The Republican-majority House of Delegates voted 82-7 to limit the legislation to come before the session to the matter at hand cited by Gov. Tim Kaine in calling it, to deal with the fallout of the Melendez-Diaz Supreme Court decision as it pertains to evidentiary matters in criminal cases.

Five of the seven votes against the limitation came from Central Shenandoah Valley Republicans – Landes, 15th District Del. Todd Gilbert, 20th District Del. Chris Saxman, 24th District Del. Ben Cline and 26th District Del. Matt Lohr.

The other four were backing the Landes gambit to inject into the special session legislation that called for the immediate reopening of 19 rest stops closed this summer under a cost-savings plan implemented by the Virginia Department of Transportation.

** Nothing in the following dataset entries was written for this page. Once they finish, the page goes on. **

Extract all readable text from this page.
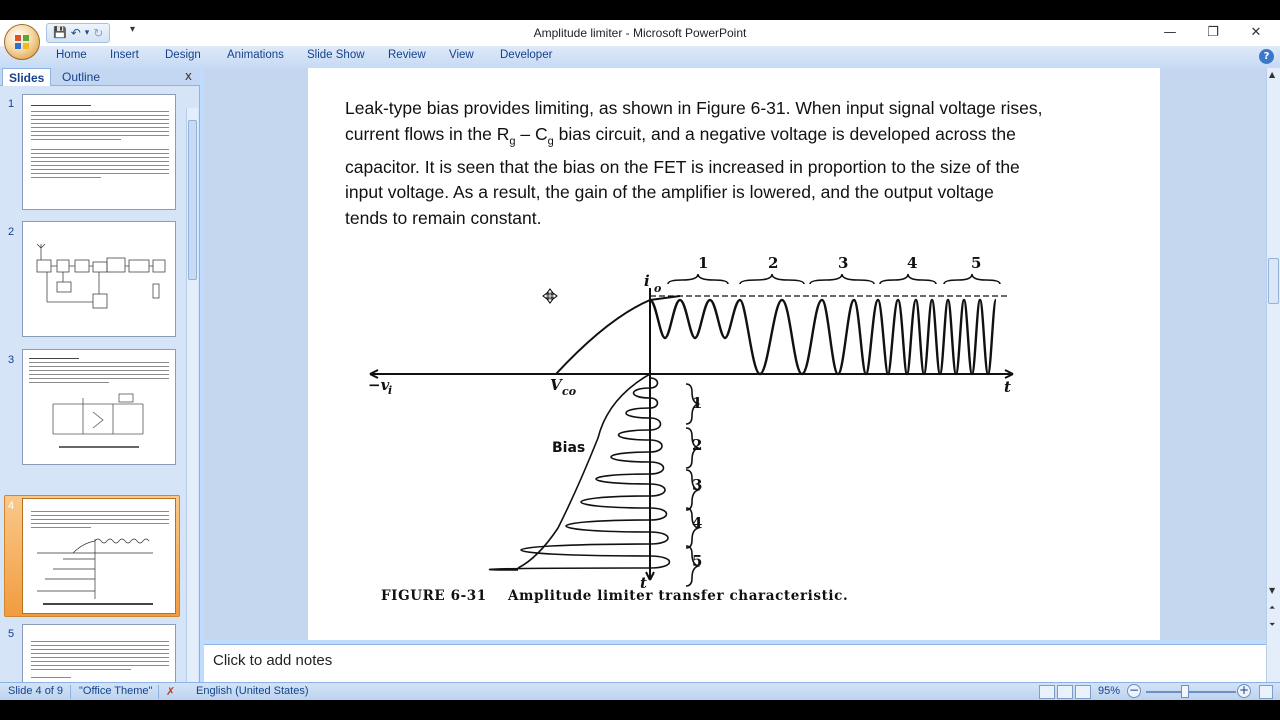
💾 ↶ ▾ ↻	▾	Amplitude limiter - Microsoft PowerPoint	—	❐	✕
Home Insert Design Animations Slide Show Review View Developer	?
Slides	Outline	x
1
2
3
4
5
Leak-type bias provides limiting, as shown in Figure 6-31. When input signal voltage rises,
current flows in the $R_g - C_g$ bias circuit, and a negative voltage is developed across the
capacitor. It is seen that the bias on the FET is increased in proportion to the size of the
input voltage. As a result, the gain of the amplifier is lowered, and the output voltage
tends to remain constant.
i o
−v
i	V co	t
t
Bias
1	2	3	4	5
1
2
3
4
5
FIGURE 6-31    Amplitude limiter transfer characteristic.
▲
▼
⏶
⏷
Click to add notes
Slide 4 of 9 "Office Theme" ✗ English (United States)	95% −	+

The move was all politics – the quintet has tried to raise partisan hay from the rest-stop issue with little apparent success, to my ability to read into things.

My recollection is that I haven’t heard from a single person upset with the rest-stop closures even with local and state Republicans trying to stir the pot. Republican gubernatorial nominee Bob McDonnell has also been outspoken on the issue, and included provisions for reopening the closed rest stops in a tourism plan that he unveiled last week.

Funny thing about the hubbub they’re trying to create is that the very people raising the issue are the ones who have been voting consistently with the Republican majority in the House to block efforts to increase transportation funding that have effectively landed us where we are on the transportation front – from the basics of not having money in the VDOT budget to keep up with fundamental maintenance needs to the specifics of the stand-down on the HOT lanes project in Northern Virginia.

We’re billions of dollars behind on transportation, and when push comes to shove every February and March in Richmond we hear from the likes of Landes, Lohr, Cline, et al, that what we really need to do is make VDOT more efficient and streamlined and leaner and meaner and the rest.

And then when VDOT comes out with something oriented toward efficiency and streamlining and leanness and meanness as in closing underutilized rest stops, well, we can’t have that, because some of those underutilized rest stops are in our districts.

Reminds me of how our local Republican delegation is all in favor of public-private partnerships including toll roads to get transportation-improvement projects done until it comes to the talk of going public-private with a tolling plan to widen Interstate 81.

It’s all well and good to toe the partisan line until it affects me in my backyard.

Kudos to the Virginia GOP for seeing through the issues that our shortsighted local GOP lawmakers have with their belief systems.

It must be a lonely feeling getting rebuked by a vast majority of your own party on something like that.